Quelle est la température idéale pour un spa ?
La température idéale d’un spa se situe entre 36 et 38 °C pour un usage régulier, et jusqu’à 40 °C ponctuellement. La nuit, il est conseillé de la baisser de 2 à 3 °C sous cette plage pour économiser de l’énergie.
Combien consomme un spa par jour ?
Un spa consomme en moyenne entre 3 et 8 kWh par jour selon sa taille, son isolation et la température extérieure. Une eau maintenue à 38 °C en permanence reste le poste le plus énergivore, représentant l’essentiel de la facture.
Peut-on éteindre complètement son spa la nuit ?

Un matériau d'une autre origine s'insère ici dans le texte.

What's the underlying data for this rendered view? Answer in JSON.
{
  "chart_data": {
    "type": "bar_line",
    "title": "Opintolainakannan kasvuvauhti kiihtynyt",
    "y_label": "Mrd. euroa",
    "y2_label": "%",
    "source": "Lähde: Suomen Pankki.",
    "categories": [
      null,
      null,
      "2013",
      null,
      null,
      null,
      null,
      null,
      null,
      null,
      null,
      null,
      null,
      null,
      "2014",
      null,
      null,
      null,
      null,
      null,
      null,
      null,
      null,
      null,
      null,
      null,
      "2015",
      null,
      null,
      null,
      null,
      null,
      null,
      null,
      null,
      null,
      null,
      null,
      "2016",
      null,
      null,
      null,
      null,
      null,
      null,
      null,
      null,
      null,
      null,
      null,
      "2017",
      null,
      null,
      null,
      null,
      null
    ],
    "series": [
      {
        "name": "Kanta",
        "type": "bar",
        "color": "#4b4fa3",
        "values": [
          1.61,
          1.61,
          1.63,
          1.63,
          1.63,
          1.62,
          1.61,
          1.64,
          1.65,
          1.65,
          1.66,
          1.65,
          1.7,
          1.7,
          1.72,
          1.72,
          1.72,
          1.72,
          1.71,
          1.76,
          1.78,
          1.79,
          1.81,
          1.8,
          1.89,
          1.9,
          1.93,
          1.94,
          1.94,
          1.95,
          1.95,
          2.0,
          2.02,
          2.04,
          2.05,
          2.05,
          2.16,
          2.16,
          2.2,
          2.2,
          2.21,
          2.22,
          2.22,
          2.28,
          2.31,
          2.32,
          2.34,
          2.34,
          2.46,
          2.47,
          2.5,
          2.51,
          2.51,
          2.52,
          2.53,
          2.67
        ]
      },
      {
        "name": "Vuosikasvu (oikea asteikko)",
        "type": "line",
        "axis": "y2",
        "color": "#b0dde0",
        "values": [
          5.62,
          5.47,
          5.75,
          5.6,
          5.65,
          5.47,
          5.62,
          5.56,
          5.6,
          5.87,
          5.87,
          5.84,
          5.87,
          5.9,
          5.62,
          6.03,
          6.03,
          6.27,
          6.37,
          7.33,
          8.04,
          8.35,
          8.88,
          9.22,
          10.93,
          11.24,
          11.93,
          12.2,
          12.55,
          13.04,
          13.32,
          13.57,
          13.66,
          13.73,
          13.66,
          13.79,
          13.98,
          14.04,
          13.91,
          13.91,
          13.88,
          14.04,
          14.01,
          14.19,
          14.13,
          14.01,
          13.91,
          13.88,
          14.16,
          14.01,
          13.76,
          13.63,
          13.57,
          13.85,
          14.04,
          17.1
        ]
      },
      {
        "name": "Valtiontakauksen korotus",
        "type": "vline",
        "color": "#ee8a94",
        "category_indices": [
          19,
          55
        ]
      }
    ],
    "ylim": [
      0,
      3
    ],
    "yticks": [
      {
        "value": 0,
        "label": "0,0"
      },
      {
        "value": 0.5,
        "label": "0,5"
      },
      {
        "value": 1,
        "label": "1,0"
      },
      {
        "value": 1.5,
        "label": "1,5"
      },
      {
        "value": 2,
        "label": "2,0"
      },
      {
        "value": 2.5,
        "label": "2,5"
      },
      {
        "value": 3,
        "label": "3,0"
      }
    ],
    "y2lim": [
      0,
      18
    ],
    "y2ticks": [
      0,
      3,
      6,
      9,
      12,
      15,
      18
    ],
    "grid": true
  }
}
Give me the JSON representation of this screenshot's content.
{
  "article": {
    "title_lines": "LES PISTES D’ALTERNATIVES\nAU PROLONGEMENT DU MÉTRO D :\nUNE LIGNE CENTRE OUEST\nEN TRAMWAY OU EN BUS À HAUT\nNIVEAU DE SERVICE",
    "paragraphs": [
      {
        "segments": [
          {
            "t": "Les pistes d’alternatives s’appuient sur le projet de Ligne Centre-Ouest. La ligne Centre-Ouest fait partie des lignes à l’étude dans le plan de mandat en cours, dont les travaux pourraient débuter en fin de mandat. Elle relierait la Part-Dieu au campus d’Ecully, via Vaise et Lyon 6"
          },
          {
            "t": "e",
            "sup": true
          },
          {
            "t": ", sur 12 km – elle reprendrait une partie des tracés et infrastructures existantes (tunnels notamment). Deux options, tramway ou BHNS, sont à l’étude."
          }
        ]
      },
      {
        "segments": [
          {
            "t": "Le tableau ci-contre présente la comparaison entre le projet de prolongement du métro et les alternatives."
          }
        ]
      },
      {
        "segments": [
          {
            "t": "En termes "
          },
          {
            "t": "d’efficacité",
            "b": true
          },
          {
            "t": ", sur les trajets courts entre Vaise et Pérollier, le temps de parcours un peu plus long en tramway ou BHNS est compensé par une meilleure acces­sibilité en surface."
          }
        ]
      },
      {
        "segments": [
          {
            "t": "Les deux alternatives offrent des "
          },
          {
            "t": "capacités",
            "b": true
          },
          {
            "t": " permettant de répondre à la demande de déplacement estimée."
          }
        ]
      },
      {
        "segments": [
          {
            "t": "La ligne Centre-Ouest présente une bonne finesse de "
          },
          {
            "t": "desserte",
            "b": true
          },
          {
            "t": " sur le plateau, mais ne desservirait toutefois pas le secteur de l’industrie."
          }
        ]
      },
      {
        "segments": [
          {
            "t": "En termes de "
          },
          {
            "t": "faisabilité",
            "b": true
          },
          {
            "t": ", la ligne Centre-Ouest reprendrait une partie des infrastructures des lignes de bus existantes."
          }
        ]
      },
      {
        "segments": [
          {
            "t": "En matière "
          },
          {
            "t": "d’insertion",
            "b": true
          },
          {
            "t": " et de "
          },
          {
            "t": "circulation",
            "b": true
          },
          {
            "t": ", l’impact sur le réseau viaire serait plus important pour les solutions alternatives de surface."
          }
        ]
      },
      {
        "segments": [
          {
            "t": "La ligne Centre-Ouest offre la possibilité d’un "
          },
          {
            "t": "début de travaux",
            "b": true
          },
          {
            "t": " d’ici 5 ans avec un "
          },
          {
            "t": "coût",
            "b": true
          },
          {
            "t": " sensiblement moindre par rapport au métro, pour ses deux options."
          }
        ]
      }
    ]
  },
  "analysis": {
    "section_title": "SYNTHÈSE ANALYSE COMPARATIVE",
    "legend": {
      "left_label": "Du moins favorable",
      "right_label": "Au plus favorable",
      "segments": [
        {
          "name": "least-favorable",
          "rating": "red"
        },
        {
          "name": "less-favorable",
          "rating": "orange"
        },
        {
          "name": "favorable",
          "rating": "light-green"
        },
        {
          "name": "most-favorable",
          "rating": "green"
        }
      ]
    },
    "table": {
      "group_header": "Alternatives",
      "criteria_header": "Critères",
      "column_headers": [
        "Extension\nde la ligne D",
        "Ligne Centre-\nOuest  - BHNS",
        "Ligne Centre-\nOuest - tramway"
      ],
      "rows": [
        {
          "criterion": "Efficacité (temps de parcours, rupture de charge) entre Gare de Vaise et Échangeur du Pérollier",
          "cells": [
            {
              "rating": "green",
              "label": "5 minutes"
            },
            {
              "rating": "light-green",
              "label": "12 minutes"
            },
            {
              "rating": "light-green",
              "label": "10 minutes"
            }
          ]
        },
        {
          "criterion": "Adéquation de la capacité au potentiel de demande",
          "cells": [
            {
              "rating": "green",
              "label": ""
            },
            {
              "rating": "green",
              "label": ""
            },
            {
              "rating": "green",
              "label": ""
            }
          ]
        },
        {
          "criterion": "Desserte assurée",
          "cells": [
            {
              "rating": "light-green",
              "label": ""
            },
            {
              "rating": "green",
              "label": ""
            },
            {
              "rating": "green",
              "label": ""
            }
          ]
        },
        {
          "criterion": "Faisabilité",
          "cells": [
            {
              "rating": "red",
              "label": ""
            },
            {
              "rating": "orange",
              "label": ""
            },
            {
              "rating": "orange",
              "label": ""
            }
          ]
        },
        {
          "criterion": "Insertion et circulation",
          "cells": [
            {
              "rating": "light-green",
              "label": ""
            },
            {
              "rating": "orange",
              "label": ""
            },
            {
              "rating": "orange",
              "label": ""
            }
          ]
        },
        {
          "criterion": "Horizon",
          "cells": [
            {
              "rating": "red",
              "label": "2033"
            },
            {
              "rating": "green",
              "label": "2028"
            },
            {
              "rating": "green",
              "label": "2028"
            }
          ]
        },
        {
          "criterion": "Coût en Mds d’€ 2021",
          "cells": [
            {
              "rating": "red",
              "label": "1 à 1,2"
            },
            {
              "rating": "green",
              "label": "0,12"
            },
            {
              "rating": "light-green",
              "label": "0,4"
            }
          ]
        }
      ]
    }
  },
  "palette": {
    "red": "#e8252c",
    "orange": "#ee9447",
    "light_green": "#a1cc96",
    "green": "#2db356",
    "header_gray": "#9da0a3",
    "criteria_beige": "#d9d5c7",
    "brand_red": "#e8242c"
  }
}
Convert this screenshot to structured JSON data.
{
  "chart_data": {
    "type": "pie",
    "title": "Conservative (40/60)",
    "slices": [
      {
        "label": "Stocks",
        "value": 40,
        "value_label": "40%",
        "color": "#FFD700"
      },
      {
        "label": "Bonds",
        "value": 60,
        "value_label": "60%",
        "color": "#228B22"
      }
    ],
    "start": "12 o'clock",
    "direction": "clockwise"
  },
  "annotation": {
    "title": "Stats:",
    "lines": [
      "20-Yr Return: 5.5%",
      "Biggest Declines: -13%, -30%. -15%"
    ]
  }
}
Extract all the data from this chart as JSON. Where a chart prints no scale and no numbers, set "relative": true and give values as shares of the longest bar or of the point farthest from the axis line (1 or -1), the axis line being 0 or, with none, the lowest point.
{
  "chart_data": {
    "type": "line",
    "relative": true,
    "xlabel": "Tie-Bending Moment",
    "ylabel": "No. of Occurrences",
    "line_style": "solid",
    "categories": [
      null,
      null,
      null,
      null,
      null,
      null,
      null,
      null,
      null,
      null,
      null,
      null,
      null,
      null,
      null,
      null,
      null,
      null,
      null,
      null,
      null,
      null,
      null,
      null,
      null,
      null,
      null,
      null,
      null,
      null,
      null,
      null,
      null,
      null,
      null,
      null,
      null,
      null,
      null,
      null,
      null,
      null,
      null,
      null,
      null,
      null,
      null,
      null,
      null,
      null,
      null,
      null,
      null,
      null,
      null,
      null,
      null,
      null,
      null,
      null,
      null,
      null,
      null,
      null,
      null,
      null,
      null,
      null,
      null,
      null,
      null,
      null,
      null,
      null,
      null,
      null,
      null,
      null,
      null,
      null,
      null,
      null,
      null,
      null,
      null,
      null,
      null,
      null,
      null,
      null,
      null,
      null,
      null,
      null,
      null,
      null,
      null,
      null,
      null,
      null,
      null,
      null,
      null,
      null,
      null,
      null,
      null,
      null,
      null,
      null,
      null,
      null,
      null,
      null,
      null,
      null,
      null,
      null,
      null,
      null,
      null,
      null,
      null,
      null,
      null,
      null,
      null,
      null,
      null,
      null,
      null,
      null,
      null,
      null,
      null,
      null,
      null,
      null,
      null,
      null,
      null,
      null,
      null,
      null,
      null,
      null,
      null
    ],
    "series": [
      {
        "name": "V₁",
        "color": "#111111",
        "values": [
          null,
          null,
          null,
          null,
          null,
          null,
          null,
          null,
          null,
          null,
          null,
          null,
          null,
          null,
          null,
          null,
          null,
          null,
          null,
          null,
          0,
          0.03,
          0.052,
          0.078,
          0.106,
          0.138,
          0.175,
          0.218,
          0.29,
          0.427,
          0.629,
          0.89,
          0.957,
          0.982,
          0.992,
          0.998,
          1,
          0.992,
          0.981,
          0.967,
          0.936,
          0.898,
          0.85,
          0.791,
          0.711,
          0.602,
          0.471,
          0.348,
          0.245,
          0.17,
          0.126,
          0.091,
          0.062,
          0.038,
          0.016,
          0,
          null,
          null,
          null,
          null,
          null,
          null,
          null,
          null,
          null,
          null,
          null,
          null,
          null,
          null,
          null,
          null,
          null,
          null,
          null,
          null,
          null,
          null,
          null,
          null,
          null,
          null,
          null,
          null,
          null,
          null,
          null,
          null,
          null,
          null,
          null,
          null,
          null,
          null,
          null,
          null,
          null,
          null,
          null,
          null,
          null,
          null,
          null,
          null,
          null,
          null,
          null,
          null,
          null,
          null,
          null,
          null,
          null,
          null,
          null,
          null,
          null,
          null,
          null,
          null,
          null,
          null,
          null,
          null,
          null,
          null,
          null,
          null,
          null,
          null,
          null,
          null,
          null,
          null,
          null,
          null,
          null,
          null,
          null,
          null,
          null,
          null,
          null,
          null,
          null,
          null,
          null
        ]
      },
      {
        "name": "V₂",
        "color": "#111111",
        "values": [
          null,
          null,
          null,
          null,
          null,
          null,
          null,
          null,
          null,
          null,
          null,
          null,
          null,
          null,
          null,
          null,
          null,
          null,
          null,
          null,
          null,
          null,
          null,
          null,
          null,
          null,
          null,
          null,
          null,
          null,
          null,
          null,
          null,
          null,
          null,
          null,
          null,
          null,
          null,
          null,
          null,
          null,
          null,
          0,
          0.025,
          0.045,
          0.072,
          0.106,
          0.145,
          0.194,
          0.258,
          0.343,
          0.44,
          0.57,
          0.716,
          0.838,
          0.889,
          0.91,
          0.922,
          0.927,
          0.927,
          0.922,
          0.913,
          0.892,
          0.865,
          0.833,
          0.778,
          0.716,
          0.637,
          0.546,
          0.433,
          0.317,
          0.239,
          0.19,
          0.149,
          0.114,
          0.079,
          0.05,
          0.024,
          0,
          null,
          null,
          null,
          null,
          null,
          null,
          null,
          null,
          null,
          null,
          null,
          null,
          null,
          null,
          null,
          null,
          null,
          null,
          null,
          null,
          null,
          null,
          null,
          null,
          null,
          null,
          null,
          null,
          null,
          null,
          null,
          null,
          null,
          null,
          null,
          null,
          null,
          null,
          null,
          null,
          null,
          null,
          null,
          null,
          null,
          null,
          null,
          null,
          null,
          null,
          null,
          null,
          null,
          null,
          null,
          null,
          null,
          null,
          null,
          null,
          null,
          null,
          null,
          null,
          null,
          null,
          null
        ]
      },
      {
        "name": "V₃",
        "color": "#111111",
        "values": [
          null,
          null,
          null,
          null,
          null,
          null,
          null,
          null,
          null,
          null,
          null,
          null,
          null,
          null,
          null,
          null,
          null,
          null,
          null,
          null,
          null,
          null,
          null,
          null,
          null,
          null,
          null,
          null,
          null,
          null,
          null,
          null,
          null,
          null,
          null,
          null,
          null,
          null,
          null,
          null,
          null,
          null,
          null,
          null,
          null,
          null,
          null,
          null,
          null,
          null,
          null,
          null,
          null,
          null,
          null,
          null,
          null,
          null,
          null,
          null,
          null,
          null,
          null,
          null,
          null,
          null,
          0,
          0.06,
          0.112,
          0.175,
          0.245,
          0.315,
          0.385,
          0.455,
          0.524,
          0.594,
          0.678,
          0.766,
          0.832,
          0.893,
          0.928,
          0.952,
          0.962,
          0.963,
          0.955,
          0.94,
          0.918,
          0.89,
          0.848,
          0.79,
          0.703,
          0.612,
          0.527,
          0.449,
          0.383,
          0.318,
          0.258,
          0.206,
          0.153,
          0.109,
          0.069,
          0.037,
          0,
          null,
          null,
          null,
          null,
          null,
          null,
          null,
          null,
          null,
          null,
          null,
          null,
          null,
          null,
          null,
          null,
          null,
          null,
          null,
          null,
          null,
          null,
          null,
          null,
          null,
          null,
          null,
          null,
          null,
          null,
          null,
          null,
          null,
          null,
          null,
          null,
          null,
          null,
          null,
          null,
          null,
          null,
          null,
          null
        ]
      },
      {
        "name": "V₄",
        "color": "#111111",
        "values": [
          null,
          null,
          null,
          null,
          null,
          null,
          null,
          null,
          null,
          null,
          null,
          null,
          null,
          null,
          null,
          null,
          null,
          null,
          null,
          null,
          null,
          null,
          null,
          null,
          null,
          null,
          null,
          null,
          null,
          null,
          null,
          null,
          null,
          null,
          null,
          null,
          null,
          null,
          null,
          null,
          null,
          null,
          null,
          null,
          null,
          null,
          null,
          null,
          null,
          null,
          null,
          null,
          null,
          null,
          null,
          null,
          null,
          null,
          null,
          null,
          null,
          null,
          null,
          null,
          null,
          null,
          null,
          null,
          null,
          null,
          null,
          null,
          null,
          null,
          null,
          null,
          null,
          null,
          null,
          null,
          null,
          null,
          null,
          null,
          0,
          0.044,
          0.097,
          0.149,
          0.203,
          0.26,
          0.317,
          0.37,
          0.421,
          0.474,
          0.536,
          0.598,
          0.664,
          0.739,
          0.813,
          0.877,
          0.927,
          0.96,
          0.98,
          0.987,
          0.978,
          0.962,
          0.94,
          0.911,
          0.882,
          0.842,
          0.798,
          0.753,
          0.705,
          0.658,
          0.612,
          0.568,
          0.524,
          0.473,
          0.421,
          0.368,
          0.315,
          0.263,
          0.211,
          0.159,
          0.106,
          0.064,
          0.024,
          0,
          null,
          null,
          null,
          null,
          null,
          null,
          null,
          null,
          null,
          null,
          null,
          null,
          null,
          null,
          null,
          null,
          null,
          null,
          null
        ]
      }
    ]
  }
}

Non, éteindre complètement un spa la nuit est déconseillé. Cela stoppe la filtration, favorise les bactéries et oblige un réchauffage long et coûteux au redémarrage, annulant toute économie.
Combien de temps met un spa à remonter en température ?
Un spa met généralement entre 4 et 12 heures pour remonter de 10 °C, selon son volume et sa puissance de chauffe. C’est pourquoi une coupure complète la nuit est rarement rentable.
Le spa consomme-t-il plus en hiver ?
Oui, un spa consomme nettement plus en hiver. L’écart entre l’eau chaude et l’air froid accélère les pertes thermiques, ce qui peut augmenter la consommation de 30 à 50 % selon l’isolation.